The Hidden

His love for her was as strong as ever, but she’d needed to leave him, and he’d never stood in the way of her happiness.

She’d gone through a miscarriage alone, while he had been on a case. In his defense, she’d never told him that she was pregnant. She’d been waiting for a special moment, a moment that had never happened, because he’d been so buried in his case. They’d tried to arrange a romantic evening, but somehow it had never happened.

And then it had been too late.

He noticed the attractive older couple who followed her out. He realized they must be Ben and Trisha Kendall.

Scarlet hurried toward the car, and he couldn’t help noticing that her jeans and a blue sweater heightened the color of her eyes, which looked as clear and pristine as the sky.

He stepped out of the car, determined to be calm and professional, to keep his emotional distance and remember that she had only called him because she was in trouble.

She wasn’t really in trouble anymore, he reminded himself; she’d been released. But the expression on her face told him that she was still upset about something, and he wondered what it could be.

To his astonishment, she threw herself into his arms.
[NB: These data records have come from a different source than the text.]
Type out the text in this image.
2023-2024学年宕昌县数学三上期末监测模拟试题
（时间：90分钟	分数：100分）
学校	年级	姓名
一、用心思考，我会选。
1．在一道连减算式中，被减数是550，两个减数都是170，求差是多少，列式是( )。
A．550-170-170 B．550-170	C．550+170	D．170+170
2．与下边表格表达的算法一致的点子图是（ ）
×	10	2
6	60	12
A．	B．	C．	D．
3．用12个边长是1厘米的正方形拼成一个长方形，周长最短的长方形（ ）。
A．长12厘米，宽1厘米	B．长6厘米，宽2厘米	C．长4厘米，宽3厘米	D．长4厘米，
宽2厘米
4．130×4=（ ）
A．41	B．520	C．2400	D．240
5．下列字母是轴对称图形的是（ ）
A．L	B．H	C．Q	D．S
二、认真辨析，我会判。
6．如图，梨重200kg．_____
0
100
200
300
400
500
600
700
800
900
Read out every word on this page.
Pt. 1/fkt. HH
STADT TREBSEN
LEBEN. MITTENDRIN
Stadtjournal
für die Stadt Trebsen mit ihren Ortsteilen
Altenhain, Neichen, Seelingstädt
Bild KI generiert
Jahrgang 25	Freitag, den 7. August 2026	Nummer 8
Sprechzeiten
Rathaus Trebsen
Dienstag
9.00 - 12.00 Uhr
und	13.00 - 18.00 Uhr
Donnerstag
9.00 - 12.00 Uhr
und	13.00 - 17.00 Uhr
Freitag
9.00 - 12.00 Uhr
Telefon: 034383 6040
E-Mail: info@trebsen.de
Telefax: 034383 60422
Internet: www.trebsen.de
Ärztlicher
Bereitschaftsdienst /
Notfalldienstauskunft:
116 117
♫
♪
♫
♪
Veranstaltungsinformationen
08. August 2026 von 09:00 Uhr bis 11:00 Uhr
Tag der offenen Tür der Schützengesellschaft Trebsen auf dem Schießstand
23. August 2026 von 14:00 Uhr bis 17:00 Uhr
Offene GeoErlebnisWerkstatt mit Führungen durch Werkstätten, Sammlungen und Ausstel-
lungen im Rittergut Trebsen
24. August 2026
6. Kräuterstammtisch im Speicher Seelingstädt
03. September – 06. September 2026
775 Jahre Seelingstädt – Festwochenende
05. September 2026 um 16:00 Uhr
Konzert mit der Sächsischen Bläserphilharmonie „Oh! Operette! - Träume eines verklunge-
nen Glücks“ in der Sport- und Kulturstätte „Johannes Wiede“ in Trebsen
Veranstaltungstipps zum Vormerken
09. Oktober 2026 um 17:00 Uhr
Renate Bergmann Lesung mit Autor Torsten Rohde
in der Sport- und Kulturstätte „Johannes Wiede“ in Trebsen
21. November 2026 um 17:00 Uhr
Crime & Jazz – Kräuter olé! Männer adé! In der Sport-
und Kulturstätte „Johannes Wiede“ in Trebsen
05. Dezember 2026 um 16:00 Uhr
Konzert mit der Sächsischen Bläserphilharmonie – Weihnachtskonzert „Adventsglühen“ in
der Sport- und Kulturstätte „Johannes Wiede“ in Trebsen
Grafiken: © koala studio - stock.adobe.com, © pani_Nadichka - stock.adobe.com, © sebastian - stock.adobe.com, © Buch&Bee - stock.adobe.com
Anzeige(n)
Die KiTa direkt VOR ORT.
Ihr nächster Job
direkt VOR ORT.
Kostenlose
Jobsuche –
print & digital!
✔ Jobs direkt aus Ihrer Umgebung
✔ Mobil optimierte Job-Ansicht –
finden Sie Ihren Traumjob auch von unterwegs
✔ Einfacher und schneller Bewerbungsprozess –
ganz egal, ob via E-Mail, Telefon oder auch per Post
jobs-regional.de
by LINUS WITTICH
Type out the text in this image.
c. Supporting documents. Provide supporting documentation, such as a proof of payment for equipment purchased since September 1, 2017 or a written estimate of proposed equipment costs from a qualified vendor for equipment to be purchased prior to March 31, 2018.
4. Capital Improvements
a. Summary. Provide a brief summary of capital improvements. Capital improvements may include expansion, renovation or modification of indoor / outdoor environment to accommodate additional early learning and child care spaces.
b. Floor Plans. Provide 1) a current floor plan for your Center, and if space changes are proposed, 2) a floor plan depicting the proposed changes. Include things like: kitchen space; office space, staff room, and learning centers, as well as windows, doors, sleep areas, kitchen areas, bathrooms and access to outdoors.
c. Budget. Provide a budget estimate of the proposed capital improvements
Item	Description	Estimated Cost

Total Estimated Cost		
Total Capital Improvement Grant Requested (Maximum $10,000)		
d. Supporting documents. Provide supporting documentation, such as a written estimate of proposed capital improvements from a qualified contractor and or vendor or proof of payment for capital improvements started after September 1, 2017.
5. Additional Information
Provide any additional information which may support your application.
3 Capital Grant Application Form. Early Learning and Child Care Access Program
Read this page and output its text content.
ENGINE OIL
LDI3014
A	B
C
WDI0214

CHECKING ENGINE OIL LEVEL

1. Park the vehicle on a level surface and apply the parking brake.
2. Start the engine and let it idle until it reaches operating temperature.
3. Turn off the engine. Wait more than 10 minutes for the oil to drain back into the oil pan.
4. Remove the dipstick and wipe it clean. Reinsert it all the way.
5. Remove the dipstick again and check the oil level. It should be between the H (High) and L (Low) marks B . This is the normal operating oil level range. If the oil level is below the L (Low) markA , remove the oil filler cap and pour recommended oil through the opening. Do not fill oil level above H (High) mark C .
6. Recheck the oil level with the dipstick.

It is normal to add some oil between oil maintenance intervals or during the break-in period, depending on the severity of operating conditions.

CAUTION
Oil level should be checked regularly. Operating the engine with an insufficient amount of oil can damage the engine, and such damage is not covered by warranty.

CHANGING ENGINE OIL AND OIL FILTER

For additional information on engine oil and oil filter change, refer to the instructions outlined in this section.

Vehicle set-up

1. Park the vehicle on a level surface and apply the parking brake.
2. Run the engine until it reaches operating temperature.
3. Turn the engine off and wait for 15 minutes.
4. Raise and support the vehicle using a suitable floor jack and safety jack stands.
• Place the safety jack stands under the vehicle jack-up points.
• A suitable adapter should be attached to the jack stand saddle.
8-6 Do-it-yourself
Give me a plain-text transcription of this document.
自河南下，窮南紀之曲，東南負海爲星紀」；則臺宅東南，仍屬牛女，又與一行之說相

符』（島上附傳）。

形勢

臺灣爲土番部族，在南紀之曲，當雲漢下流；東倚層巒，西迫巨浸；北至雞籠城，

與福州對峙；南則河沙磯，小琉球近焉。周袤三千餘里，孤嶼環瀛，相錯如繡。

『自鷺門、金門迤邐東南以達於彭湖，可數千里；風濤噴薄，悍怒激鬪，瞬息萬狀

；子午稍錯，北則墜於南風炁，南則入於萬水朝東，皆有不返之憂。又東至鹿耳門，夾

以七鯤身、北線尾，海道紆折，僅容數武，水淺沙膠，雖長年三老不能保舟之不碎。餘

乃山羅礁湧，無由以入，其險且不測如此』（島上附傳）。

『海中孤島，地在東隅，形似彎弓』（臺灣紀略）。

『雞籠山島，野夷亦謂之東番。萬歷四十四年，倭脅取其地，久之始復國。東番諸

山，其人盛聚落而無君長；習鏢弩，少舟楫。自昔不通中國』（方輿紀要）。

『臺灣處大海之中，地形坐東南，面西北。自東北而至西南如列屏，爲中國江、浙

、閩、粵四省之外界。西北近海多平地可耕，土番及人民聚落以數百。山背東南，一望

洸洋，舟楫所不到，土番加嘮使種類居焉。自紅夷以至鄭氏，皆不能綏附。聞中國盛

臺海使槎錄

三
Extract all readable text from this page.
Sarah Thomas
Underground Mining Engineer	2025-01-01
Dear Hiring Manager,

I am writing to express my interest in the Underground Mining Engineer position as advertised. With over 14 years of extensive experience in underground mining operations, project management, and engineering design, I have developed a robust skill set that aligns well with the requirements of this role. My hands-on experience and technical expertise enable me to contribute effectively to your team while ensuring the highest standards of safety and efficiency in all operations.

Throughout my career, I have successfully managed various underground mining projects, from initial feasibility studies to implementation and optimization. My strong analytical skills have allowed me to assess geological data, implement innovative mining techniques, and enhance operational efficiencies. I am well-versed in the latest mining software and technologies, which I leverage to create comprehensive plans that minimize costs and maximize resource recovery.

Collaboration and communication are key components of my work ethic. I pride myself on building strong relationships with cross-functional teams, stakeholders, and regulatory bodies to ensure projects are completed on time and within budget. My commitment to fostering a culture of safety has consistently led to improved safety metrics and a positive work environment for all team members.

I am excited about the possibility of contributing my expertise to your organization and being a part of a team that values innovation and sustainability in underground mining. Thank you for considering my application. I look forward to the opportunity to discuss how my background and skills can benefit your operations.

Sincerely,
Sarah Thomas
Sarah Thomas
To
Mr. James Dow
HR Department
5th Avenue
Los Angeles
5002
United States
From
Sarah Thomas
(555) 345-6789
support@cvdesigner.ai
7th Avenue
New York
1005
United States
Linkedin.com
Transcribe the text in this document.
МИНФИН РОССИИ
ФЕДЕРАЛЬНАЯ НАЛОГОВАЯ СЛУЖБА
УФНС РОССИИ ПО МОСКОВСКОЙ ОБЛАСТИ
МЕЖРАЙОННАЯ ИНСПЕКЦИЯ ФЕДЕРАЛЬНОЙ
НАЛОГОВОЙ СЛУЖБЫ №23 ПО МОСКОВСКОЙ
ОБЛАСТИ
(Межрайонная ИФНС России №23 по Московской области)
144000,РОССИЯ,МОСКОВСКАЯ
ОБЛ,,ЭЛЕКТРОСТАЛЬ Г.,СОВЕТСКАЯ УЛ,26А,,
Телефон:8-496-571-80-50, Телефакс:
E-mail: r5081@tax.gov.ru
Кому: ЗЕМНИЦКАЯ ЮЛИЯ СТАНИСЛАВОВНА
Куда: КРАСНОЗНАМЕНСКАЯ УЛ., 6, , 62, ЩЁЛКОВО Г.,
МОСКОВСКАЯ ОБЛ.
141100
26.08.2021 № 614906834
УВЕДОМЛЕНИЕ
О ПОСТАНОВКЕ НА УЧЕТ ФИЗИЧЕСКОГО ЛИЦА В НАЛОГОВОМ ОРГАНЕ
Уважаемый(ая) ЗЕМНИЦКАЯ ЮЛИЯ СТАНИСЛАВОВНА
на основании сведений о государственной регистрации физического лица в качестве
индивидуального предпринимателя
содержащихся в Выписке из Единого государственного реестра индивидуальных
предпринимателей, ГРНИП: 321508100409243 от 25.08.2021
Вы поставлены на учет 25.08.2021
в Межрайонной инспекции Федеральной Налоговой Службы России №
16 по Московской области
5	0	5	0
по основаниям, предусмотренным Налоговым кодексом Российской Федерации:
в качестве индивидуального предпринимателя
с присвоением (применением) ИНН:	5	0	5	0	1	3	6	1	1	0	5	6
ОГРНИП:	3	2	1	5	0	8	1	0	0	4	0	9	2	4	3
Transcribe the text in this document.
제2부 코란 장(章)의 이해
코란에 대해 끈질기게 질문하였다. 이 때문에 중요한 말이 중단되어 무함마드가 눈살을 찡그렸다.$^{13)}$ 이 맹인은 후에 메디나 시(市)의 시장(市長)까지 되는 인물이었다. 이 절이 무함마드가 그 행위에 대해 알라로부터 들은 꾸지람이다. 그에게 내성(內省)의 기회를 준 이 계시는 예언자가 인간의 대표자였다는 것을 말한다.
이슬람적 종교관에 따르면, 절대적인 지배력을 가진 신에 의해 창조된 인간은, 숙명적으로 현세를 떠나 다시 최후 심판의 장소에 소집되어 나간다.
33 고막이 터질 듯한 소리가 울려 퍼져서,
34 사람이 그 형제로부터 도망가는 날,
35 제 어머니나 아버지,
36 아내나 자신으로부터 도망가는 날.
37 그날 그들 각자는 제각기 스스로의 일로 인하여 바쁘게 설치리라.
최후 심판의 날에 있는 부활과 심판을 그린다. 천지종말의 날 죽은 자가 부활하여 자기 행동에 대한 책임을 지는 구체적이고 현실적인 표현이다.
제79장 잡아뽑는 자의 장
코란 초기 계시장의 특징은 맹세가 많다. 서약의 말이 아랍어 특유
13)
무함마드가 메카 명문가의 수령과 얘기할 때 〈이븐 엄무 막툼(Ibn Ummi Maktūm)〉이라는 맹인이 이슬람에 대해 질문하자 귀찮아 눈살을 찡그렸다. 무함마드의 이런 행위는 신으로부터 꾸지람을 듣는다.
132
For just a minute he allowed himself to pretend it was because she still loved him, and he reveled in the scent and feel of her. She smelled of the same shampoo she’d always loved, mixed with a light perfume. She was warm and soft, and it was the most difficult thing in the world to tell his body that this embrace wasn’t a prelude to more.

He held her tightly. She was trembling almost imperceptibly, but he could tell that she was scared, really scared, and Scarlet didn’t scare easily. In her day she had crawled through Egyptian tombs, excavated Native American burial mounds and explored what many might consider to be the creepiest places on earth.

He held her, wishing he could somehow infuse her with some of his own strength.

Despite himself, he remembered, not just in his mind’s eye but deep in his soul, the way they had somehow known instantly when they’d met that they were meant to be together. The way they had dated and fallen so quickly into one another’s arms, and then into love. He remembered her laughter when she’d greeted him the night of his last birthday, wearing a bow tie, stiletto heels and nothing else. He would never forget the way she moved against him, with him, like a sweet, sensual heat wave.

But marriage was more than desire and even love, and they had somehow allowed it to fall apart.

Her call. But his fault, he knew. He’d been so blind. She had known that his work was important to him, of course, and she had never protested his long absences or said anything about the late hours as he let his career become all-consuming. He hadn’t even realized that she’d slowly stopped talking to him because he never talked back, not about anything important. He didn’t see what he was doing, how much he was gone...and that nights together, no matter how passionate, didn’t make up for the things that went unsaid.

At last she pulled away and he felt her absence like a physical pain.

Brett cleared his throat and Scarlet turned to greet him. They had always gotten along well, and now she smiled, then gave him a big hug, as well.

“Thank you for coming,” she said to Brett, and then she turned to the others, her eyes questioning.

Diego quickly introduced them. “Scarlet, these are Special Agents Matt Bosworth and Meg Murray. We met when they came down to Miami to work a case, and now Brett and I have transferred to their unit.”

She thanked them both for coming, then turned to the older couple and said, “Ben and Trisha Kendall, owners of this fantastic place.”

“Rattled owners, at the moment,” Ben said, shaking Diego’s hand.

“This place is absolutely beautiful,” Meg said.